Because, while it was a little small by class standards when introduced, this car’s market positioning has crept down a market segment, while its original rivals have crept up. As we’ll explore more fully later, through model renewals and mission expansions, the BMW 3-Series and its German equivalents have become cars that it’s realistically impossible to pay less than £40,000 for, with many big-selling versions ‘transacting’ much nearer £50k.
Meanwhile, while the XE was singularly failing to match the sales volumes of those executive rivals, it was slowly amortising its fixed costs, avoiding complication, and embracing a relative value advantage that now delivers it to market from little more than £33,000 in entry-level diesel form, and from under £37k even as a fairly potent, mid-range, 247bhp four-cylinder turbo petrol.
It’s probably not by chance, then, that in the new range-topping ‘P300 AWD Sport’ trim that we’re testing it in 2024, the XE lines up as an almost exact match on price with Audi’s S3 Quattro saloon, and BMW M235i xDrive M Sport. Both of those Germans are, of course, transverse-engined, natively front-wheel-drive competitors with necessarily higher engine packaging, higher centres of gravity, and less equal weight distributions; and both could be said to be derived from hatchback platforms.

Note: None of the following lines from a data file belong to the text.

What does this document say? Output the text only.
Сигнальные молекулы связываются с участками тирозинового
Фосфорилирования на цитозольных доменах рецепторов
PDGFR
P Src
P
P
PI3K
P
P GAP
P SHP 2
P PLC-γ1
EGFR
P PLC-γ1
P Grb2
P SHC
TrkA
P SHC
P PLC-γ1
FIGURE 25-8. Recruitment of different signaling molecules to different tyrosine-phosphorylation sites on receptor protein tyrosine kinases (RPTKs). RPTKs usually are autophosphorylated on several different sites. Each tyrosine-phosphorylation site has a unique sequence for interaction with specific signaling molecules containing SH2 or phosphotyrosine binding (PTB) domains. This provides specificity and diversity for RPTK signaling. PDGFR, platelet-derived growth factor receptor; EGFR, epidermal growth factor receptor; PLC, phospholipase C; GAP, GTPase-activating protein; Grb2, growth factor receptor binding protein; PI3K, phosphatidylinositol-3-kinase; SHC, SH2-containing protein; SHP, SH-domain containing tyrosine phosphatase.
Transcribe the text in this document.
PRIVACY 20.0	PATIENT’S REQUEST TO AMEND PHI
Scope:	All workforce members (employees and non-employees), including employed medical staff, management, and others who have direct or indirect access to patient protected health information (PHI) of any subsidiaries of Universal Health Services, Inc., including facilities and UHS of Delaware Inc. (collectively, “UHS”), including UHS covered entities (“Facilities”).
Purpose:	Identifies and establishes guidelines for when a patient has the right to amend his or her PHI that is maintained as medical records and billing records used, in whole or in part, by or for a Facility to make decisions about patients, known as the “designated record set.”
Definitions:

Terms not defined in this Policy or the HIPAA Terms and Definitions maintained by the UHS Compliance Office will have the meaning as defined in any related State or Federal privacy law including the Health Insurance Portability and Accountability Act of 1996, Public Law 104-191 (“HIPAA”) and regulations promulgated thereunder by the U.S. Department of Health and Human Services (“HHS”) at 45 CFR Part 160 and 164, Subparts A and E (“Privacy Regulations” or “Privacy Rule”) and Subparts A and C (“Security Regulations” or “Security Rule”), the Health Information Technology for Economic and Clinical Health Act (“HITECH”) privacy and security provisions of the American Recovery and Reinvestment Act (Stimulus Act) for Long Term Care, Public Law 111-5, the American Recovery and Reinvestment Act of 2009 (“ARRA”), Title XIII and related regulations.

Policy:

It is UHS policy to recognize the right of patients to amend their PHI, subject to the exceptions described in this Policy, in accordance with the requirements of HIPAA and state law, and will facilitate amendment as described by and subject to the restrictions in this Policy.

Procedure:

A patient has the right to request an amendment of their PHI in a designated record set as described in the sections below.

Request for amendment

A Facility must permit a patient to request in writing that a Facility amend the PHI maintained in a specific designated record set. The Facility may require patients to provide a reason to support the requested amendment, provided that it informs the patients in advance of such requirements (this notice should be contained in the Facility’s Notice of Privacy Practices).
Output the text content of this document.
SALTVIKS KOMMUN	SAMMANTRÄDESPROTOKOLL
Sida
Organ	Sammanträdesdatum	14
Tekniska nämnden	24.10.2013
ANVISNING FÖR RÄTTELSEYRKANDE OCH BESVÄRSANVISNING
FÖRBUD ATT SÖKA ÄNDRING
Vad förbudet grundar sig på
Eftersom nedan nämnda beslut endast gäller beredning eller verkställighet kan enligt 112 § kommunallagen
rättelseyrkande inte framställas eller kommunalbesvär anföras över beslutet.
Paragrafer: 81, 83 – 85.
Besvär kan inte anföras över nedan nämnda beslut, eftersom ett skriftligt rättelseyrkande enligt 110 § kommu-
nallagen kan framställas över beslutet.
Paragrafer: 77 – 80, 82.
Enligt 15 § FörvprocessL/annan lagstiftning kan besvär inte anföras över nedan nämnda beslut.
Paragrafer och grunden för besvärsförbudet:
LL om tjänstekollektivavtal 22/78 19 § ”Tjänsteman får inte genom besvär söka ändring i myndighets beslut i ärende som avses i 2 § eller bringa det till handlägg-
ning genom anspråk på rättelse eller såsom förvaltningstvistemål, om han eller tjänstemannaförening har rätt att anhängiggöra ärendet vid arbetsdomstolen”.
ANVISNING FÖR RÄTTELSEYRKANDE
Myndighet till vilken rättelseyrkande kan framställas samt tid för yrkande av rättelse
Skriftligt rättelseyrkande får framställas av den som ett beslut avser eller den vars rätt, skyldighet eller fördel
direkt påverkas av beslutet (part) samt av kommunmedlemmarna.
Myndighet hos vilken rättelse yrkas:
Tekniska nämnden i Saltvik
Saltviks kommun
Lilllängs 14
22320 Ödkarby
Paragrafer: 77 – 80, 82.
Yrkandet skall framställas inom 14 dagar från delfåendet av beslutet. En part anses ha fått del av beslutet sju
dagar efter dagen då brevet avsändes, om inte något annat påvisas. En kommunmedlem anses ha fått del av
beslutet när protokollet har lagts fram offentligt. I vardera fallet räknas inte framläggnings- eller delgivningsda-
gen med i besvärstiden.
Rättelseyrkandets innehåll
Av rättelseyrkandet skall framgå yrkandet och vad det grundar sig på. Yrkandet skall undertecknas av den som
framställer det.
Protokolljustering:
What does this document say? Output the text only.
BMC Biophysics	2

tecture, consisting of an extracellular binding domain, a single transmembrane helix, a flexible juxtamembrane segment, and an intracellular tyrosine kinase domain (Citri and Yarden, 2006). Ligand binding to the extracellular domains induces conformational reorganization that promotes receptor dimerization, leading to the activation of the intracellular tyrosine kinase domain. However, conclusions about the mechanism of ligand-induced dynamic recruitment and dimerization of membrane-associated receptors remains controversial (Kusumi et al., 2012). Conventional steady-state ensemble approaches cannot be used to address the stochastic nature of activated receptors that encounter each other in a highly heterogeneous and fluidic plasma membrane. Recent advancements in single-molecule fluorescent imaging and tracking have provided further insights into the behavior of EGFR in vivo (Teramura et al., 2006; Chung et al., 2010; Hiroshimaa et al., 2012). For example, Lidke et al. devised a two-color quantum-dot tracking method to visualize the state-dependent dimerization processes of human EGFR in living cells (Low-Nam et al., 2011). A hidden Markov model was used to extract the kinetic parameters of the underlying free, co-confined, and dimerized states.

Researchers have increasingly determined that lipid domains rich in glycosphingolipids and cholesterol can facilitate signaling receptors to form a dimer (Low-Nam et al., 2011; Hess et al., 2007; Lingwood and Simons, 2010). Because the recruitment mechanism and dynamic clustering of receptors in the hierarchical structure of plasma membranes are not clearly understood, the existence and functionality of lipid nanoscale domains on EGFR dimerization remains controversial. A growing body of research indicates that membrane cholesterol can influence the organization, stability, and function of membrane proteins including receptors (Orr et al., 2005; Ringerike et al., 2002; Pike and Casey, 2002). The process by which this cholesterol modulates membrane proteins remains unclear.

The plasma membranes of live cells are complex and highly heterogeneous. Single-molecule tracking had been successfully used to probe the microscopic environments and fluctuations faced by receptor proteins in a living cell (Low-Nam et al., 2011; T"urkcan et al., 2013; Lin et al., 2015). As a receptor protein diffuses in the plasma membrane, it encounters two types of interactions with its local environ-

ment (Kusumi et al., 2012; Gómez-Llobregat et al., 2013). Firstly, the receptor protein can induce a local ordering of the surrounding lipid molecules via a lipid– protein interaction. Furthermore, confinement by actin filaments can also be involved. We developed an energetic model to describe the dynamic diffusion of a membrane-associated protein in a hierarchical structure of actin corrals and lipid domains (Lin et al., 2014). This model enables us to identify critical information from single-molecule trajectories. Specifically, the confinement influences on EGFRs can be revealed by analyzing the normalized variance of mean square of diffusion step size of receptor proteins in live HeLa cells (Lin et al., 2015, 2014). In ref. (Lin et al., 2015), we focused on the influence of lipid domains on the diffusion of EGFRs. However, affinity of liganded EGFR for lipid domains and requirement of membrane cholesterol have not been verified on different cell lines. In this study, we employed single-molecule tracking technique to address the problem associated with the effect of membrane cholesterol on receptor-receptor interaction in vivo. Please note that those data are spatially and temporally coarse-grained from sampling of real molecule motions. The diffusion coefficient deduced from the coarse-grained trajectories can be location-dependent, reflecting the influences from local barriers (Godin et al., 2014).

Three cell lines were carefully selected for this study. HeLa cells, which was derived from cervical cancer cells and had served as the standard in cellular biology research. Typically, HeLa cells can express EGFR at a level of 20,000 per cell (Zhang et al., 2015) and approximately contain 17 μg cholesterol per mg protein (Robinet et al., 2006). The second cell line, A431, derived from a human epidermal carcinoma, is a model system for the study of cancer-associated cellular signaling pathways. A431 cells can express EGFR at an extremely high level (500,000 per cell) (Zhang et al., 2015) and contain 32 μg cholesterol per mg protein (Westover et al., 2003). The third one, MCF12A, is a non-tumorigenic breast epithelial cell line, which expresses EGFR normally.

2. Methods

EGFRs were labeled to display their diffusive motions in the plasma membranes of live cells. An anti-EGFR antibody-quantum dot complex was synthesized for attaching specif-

Could these be the glory days of Jaguar’s smallest saloon, then? Looking back through its life, there were certainly times when it had more sound and fury; the demise of the ‘AJ126’-powered, V6 XE S in 2017 being a particular shame – and the short-lived, herocially over-engined Project 8 super saloon being especially hard to forget.
However you see it, Jaguar has just cut down the XE’s derivative range for possibly one last time. There are now only five models left within it in total. Three rear-driven, mild-hybrid four-cylinder D200 diesels (R-Dynamic S, -SE Black and -HSE Black, each with 201bhp); one upper-mid-range, rear-drive, ‘R-Dynamic HSE Black’ P250 petrol; and one final range-topping ‘P300 AWD Sport’ range-topper. The last of those happens to be the only XE now offered with all-wheel drive, and it’s the only one that gets adaptive dampers as standard (‘configurable dynamics’ and uprated brakes are optional on lower-level models).
The range-topping XE we tested weighed in at 1740kg on Millbrook’s proving ground scales, some 89kg heavier than its homologated kerbweight – but fitted with at least some optional equipment (panoramic glass roof, etc) to explain away the ballast.